We saw Jamie Corriveau at the hut. He is the operations manager for the hut system and is very excited to be back in Carrabassett Valley after an extended hiatus. Back in the 70s and 80s, he worked for Peter Webber as his pilot and manager of the Sugarloaf Inn. Peter is my husband Jay’s uncle, so Jamie was involved with the extended family including Nana Webber, who was my husband’s grandmother and my inlaws, Dick and Joan Marshall. He loves to reminisce about the old days of flying the family around and working at the Sugarloaf Inn, which Peter owned with his wife Martha. She passed away at the young age of 51 in 1996 after fighting Breast Cancer. Peter has devoted his life to building the Martha B. Webber Breast Cancer Center in Farmington at Franklin Memorial Hospital.

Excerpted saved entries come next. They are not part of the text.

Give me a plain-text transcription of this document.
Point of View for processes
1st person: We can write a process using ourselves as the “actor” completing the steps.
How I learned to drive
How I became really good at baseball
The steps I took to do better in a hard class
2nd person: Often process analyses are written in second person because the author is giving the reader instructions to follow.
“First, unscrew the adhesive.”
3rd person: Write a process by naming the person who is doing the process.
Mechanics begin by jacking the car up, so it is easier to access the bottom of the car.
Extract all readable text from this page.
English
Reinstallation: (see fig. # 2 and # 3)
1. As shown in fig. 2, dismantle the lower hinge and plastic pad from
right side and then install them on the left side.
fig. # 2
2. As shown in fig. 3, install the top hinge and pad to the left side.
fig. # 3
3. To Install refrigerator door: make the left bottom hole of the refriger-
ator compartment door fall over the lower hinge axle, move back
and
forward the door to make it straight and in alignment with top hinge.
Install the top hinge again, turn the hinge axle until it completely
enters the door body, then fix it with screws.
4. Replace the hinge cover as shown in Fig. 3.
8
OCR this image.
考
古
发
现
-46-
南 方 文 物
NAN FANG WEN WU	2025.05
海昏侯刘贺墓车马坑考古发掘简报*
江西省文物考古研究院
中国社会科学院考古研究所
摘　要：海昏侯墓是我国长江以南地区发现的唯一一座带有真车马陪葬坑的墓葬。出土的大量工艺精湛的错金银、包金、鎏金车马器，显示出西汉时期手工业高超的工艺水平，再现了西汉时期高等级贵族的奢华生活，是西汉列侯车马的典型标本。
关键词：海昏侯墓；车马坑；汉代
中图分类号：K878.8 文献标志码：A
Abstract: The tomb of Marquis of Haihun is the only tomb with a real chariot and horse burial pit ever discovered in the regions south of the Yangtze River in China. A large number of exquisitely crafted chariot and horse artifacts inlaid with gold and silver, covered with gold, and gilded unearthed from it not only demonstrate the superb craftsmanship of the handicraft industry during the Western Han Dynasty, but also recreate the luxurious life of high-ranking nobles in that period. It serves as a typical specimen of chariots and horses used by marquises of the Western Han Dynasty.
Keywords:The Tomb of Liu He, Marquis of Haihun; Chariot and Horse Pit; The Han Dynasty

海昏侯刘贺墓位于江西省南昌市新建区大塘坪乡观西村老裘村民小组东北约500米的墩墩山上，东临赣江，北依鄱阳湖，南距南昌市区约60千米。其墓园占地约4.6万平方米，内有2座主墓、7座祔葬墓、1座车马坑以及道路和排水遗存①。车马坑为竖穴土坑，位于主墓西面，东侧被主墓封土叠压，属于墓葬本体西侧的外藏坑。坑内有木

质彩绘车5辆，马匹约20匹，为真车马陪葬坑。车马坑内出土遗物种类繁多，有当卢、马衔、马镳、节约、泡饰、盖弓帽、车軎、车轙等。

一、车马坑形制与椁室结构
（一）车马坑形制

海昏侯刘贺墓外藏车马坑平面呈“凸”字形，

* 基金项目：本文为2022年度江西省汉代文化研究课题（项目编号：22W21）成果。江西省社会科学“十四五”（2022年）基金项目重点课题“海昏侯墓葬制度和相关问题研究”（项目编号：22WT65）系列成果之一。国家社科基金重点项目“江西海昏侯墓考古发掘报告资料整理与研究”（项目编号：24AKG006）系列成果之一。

Jamie told me about a group that had just stayed at the Carrabassett Valley Hut from Johnson and Wales College in Rhode Island. The group was guided by Russell Walters of Northern Outdoors Adventure Resort, one of my former clients. Jamie told me that one of the girls had found the experience of staying at the hut to be among the high points of her lifetime. She had called her mom in NJ to tell her about stargazing from the Maine Woods where the sky was so clear. The mom asked her daughter if there was anything that the family could do for the hut and the girl said they could use a telescope. So Jamie thinks they might get a donation of a telescope this week. We started talking about how there will be so many amazing moments like this at the hut, that it would be great to document the moments in photos and words with a blog. People working at the huts could be the authors, and visitors to the huts could contribute their photos and stories as comments. This was just another example of how Social Media can be used to build communities, document memories, and promote nature-based tourism.
Vici is very involved with the Kingfield Pops which is an annual summer concert in the beautiful town of Kingfield. She told me how excited she is about the Pops being involved with the Franklin County Chamber of Commerce and Lorna Nichols, its executive director. I told her that the Pops could upload video to YouTube and create a Wikipedia listing, as well as populate the web with other content in order to optimize its social media online. Maybe we could record some podcasts with the music and the musicians as well.
All of these examples drive home the fact that it’s wonderful for me to be a part of so many social and professional networks in my day-to-day life, but all of these networks can ‘live’ and be reenforced online too, in Web sites, blogs, Wikis, podcasts and videos. That’s why they call it Social Media, and I find myself talking about it with everyone I know because it’s so exciting for a professional communicator like me.